Bowling

How Drilling and Core Shape Affect Performance

For the pro shops out there, this blog of Creating the Difference will compare two different layouts in various core shapes for a specific style of player to see which hooks more – a 3.5 pin from the axis or a 5.5 pin from the axis. In this test, we will examine the performance effect of these layouts as well as the mass property changes through drilling.

To begin, here is some information about the bowler used in this test:

  • Left-handed
  • League average 247
  • High Series 899
  • Rev Rate 450 RPM
  • Ball Speed 21.16 MPH
  • Axis Rotation 45 degrees
  • Axis Tilt 10 degrees
  • Axis Point 5 inches over by 1⁄2 inch up

We used three different types of core shapes for this test: a simple pancake core, a symmetrical core shape and a High Mass Bias asymmetrical core shape. See Figure 1.

For all of the balls, we used two different layouts. The first layout is a 5.5 inch pin away from the bowler’s positive axis point with the Mass Bias at 45 degrees. The second layout is a 3.5 inch pin from the bowler’s positive axis point with the Mass Bias at 45 degrees. We did not use weight holes in any of the balls during this test.  This allows for all core mass property changes to be purely a function of drilling. All of the balls have a 4 ¾ total span. The finger holes are drilled with a 31/32 inch bit 1.5 inches deep. The thumb hole is drilled with a 1 inch bit 2.5 inches deep. See Figure 2.

For the test, we used actual physical measurements as well as computer design software to give us an in-depth look into the mass properties of the ball. We also collected performance data during the testing and evaluation.

Test 1 - The Pancake Core Shape

Figure 3 shows the mass properties for the undrilled ball as well as both the 3.5 inch pin and the 5.5 inch pin drilled balls.

In comparing the 5.5 inch pin ball to the 3.5 inch pin ball, there are slight differences in the mass properties of the two drilled layouts.

We then took both of these balls and collected performance information. See Figure 4.

In comparing the performance data, the 3.5 inch layout added performance in the area of total hook as well as backend. The 5.5 inch pin went further down the lane and to the left before hooking back to the pocket. Overall, the 3.5 inch pin was a stronger performing ball for the pancake core shape.

Test 2 - The Symmetric Core Shape

Figure 5 shows the mass properties for the undrilled ball as well as both the 3.5 inch pin and the 5.5 inch pin drilled balls.

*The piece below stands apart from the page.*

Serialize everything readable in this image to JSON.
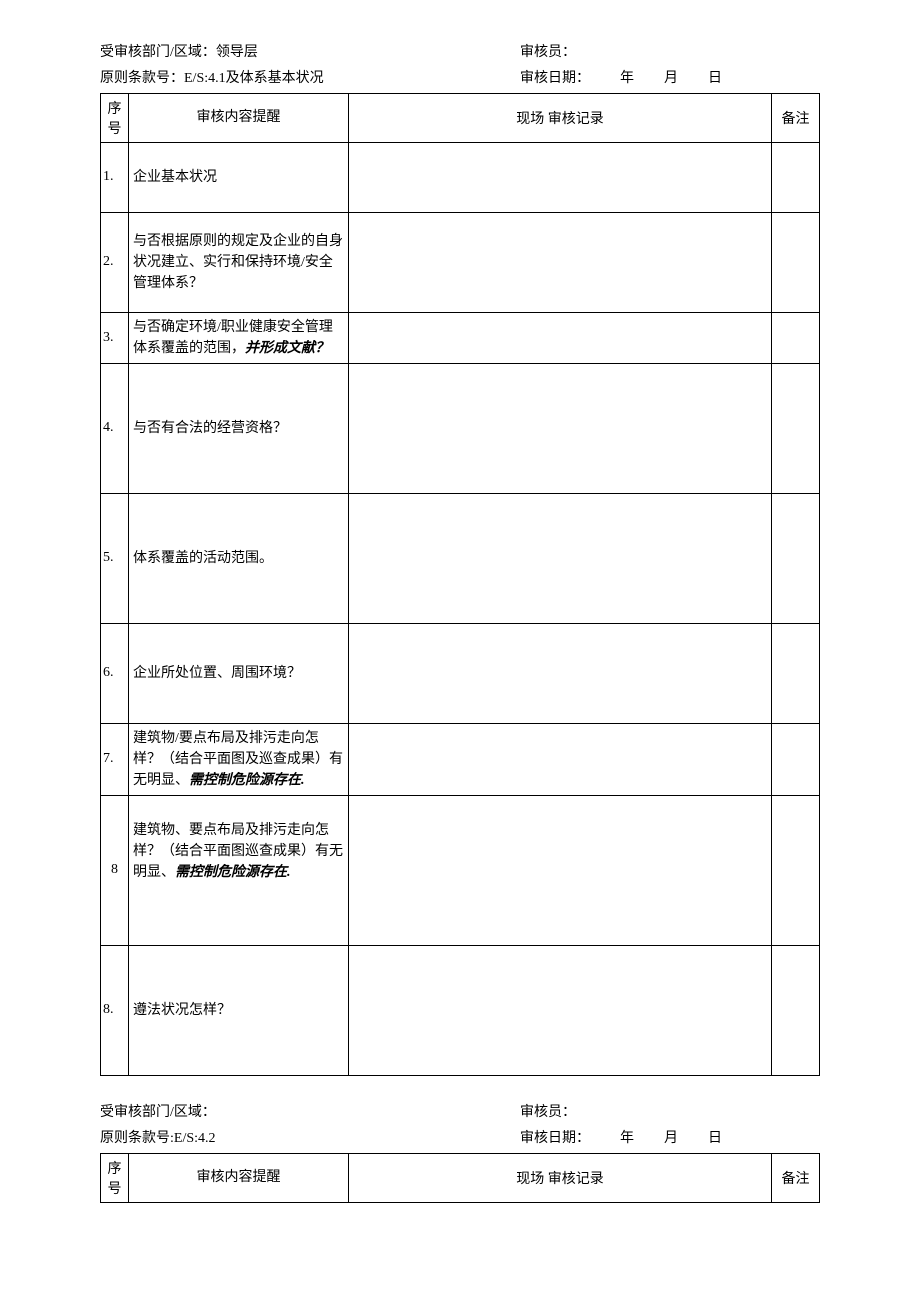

In comparing the 5.5 inch pin ball to the 3.5 inch pin ball. You can notice the mass property values have greater differences between the two core types.  In both cores, the 5.5 inch pin has less differential than the 3.5 inch pin. The Mass Bias however, is higher in the 5.5 inch pin than the 3.5 inch pin for both cases. More gross weight is removed from the 3.5 inch pin than the 5.5 inch pin in both cases. Figure 6 shows the performance of the two drilled balls.

In this case the 3.5 inch pin layout was earlier but gave less total hook than the 5.5 inch pin layout. The 5.5 inch pin layout had more backend recovery this time as well. Overall the 5.5 inch pin was a stronger performing ball for the symmetric core shape.

Test 3 - The High Mass Bias Asymmetric Core Shape

Figure 7 shows the mass properties for the undrilled ball as well as both the 3.5 inch pin and the 5.5 inch pin drilled balls.

In comparing the 5.5 inch pin ball to the 3.5 inch pin ball, the mass property values have the most difference in the Mass Bias value. There is less differential and higher mass bias in the 5.5 inch pin compared to the 3.5 inch pin. Figure 8 illustrates the performance of the two drilled balls.

By comparison, it can be noted the 3.5 inch pin layout in this case went longer than the 5.5 inch pin layout and had significantly less backend recovery. The 5.5 inch pin layout hooked earlier still and had more overall hook than the 3.5 inch pin. Overall, the 5.5 inch pin was a stronger performing ball for the High Mass Bias asymmetric core shape.

RESULTS

In comparing the different tests, it can be noted the mass property values, in terms of Mass Bias and differential, tend to go up as we went from pancake to symmetrical to High Mass Bias asymmetrical core shape. The results indicate the higher the mass property values are undrilled, the stronger the drilled performance is going to be noticed in the 5.5 inch pin over the 3.5 inch pin. The drilling has a tendency to change the mass properties differently as we move from pancake to symmetrical to High Mass Bias asymmetrical core shape. This is a function of the core shape and the weight blocks that are impacted by the drilling.

So, which one hooks more?

As different bowlers have different statistics, the performance effect of core and drilling can change the results. The more you go toward the core being Asymmetrical, the stronger the overall performance is in the 5.5 inch pin over the 3.5 inch pin.